All in all an outstanding release if you ask me. I've been having a blast digging through all 3 different versions as well as the interviews. If there was anything I could have asked them to add or change, I would have loved to have seen the Workprint Version also in HD, and though it's never been mentioned anywhere to my knowledge, I would love to see a "Making Of" featurette.
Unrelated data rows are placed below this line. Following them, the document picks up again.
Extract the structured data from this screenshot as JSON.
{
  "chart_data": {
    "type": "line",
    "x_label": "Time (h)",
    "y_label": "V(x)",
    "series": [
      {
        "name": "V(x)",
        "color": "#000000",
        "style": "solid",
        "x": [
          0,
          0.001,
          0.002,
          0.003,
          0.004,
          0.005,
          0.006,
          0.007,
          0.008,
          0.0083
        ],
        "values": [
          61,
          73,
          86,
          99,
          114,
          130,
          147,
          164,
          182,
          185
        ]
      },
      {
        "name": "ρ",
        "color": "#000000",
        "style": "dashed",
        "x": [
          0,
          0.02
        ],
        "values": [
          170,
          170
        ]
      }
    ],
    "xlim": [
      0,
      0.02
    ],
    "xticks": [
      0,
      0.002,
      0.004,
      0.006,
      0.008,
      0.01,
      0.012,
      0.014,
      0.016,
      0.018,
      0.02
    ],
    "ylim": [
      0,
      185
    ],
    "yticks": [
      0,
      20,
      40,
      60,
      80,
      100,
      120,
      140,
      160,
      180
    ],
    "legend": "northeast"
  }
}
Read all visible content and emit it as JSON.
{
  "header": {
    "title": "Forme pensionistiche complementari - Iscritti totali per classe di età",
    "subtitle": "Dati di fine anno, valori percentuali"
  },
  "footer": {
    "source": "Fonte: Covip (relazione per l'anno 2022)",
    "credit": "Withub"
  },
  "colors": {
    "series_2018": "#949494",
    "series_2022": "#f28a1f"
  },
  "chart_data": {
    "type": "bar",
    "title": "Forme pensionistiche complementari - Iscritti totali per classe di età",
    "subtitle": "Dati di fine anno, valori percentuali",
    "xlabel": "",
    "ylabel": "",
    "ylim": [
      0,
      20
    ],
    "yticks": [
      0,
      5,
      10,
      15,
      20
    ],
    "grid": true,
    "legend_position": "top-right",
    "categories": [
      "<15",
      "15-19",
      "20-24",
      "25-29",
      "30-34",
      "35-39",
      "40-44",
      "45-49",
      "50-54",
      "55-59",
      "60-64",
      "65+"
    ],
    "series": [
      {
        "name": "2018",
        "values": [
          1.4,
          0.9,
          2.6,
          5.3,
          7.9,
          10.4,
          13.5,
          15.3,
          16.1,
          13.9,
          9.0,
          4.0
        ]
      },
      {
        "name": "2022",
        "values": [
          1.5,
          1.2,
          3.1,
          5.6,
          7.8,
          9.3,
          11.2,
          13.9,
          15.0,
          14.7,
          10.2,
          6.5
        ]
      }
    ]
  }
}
But like I said, I've never heard of there being any behind-the-scenes footage of this particular film, so I doubt any even exists.
By now you can probably find this release on many different sites, but if you want to buy it directly from the company that produced it, you can do so HERE.
*special thanks to Jeremie Damoiseau, my friend and author of the new book "Punisher: The Secret History", for some extra bits of info regarding these different versions.
I mistakenly forgot to mention that there are other additions to the Special Features section that include an audio commentary by director Mark Goldblatt on the Uncut Version, a Gag Reel, and Theatrical Trailer.